Das Ensemble PHACE präsentiert zwei große Premieren mit Video und Live-Musik: Stefano Gervasonis Hommage an Pasolini (In Nomine PPP, 23.11.) und Alberto Carretteros Video-Oper zu Zyklen von Geburt und Wiedergeburt am Beginn einer biotechnologischen Revolution (Renacer, 27.11.). Für junges Publikum bringt das brillante New Yorker Quartett Yarn / Wire die große interaktive Neuproduktion The Forest Concerts in den Dschungel Wien (24.–27.11.)
Kreativität für komplexe Zeiten
Inspirierenden Erfindungsreichtum in schwierigen Zeiten beweisen Sofia Gubaidulina und Matthias Pintscher im Eröffnungskonzert mit den Wiener Symphonikern (29.10.). Olga Neuwirth, 2022 mit dem Ernst von Siemens Musikpreis ausgezeichnet, transformiert ihre für Streaming entwickelte coronAtion-Serie zur immersiven, hypnotischen Raum-Musik-Erfahrung in der ehemaligen Otto-Wagner-Postsparkasse und im MAK (13.11.).

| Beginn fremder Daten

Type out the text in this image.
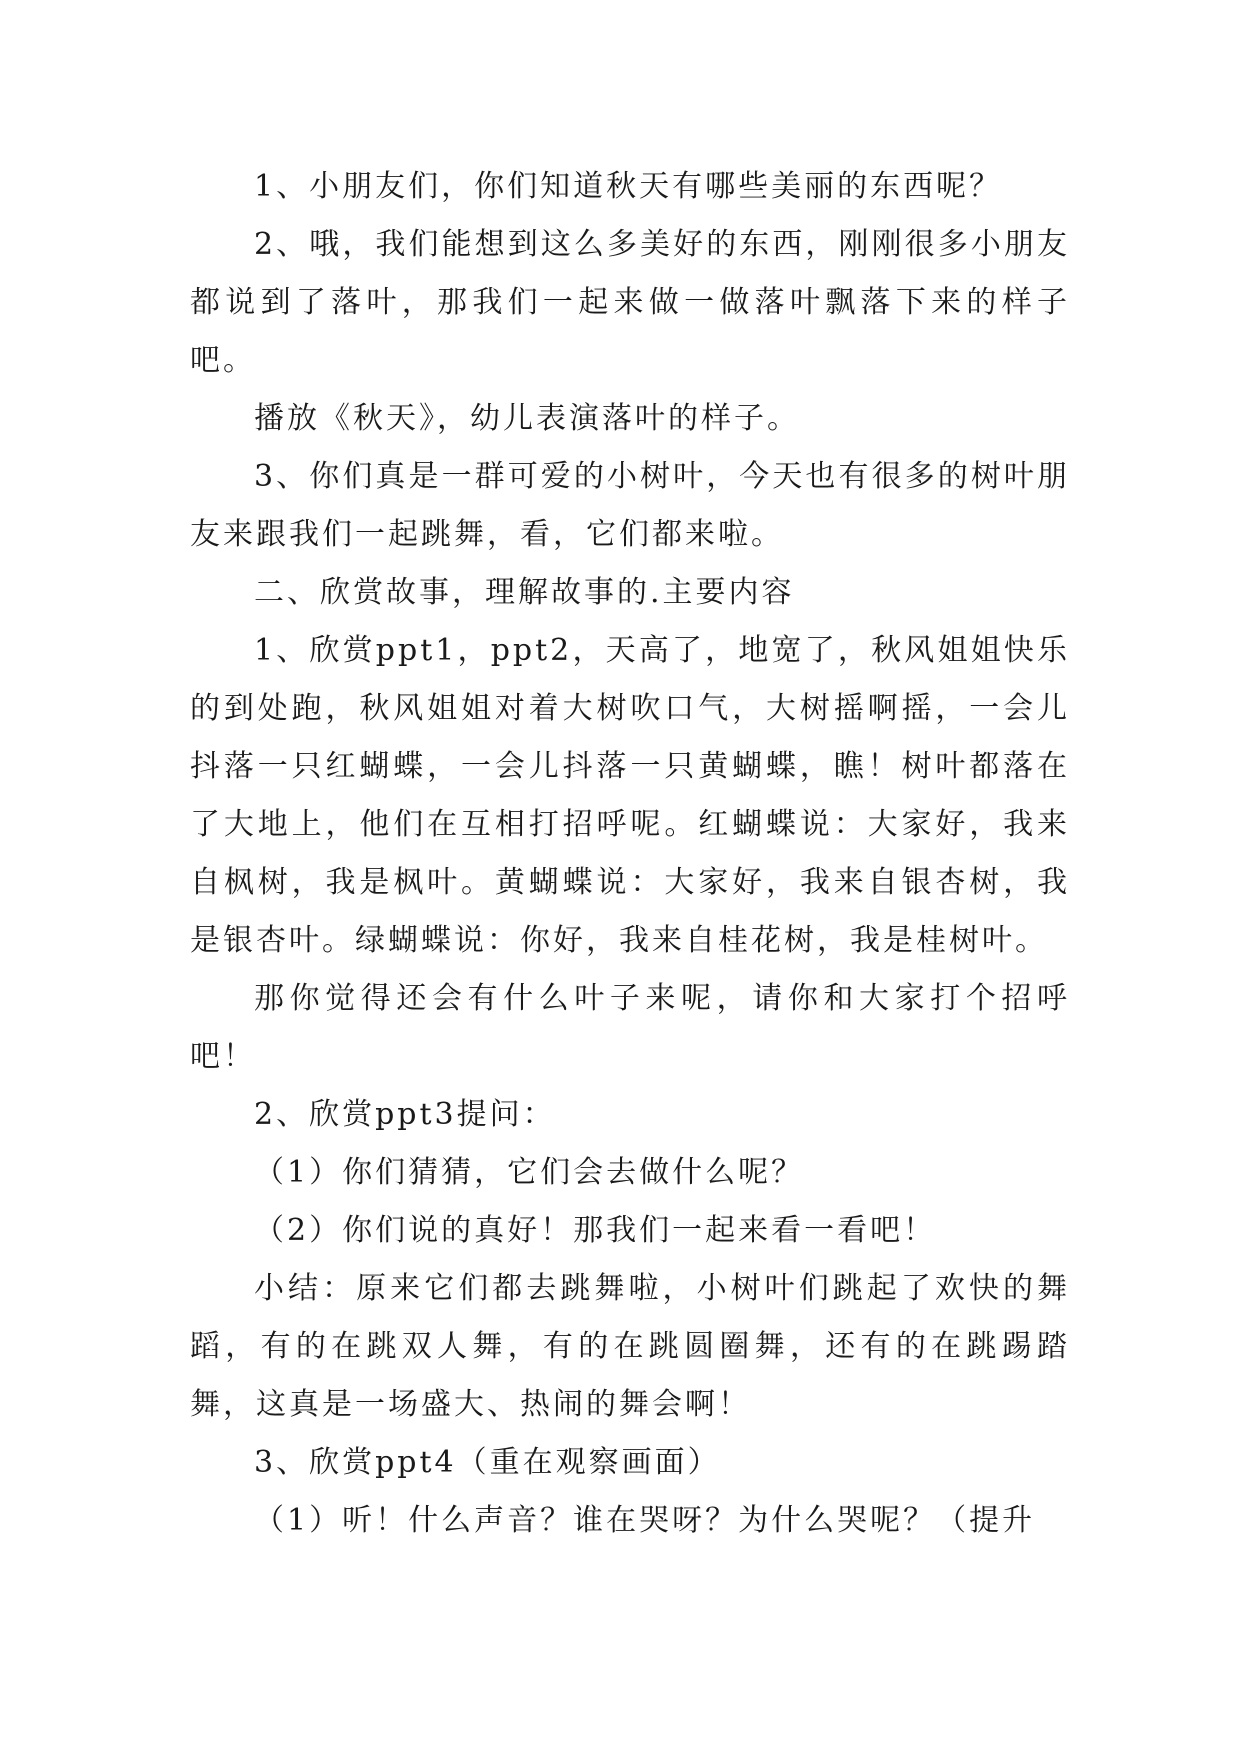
1、小朋友们，你们知道秋天有哪些美丽的东西呢？

2、哦，我们能想到这么多美好的东西，刚刚很多小朋友都说到了落叶，那我们一起来做一做落叶飘落下来的样子吧。

播放《秋天》，幼儿表演落叶的样子。

3、你们真是一群可爱的小树叶，今天也有很多的树叶朋友来跟我们一起跳舞，看，它们都来啦。

二、欣赏故事，理解故事的.主要内容

1、欣赏ppt1，ppt2，天高了，地宽了，秋风姐姐快乐的到处跑，秋风姐姐对着大树吹口气，大树摇啊摇，一会儿抖落一只红蝴蝶，一会儿抖落一只黄蝴蝶，瞧！树叶都落在了大地上，他们在互相打招呼呢。红蝴蝶说：大家好，我来自枫树，我是枫叶。黄蝴蝶说：大家好，我来自银杏树，我是银杏叶。绿蝴蝶说：你好，我来自桂花树，我是桂树叶。

那你觉得还会有什么叶子来呢，请你和大家打个招呼吧！

2、欣赏ppt3提问：

（1）你们猜猜，它们会去做什么呢？

（2）你们说的真好！那我们一起来看一看吧！

小结：原来它们都去跳舞啦，小树叶们跳起了欢快的舞蹈，有的在跳双人舞，有的在跳圆圈舞，还有的在跳踢踏舞，这真是一场盛大、热闹的舞会啊！

3、欣赏ppt4（重在观察画面）

（1）听！什么声音？谁在哭呀？为什么哭呢？（提升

Dass aus radikaler Reduktion ganz großes Kino für die Ohren entstehen kann, zeigt The International Nothing beim Abschlusskonzert im Gartenbau-Kino (30.11.): Mit Just None of Those Things hat das Berliner Klarinettenduo 2019–2021 alle Zeit der Welt genutzt für außergewöhnliche, wohltuende Präzision, während rundherum das Chaos tobte.
Apropos Chaos: Das Festivalsujet zeigt ein aktuelles radioastronomisches Bild unserer Galaxie, von der Erde aus gesehen: Hier wohnen wir. Einfacher wird’s nicht. Machen wir das Beste daraus. Viel Vergnügen bei Wien Modern!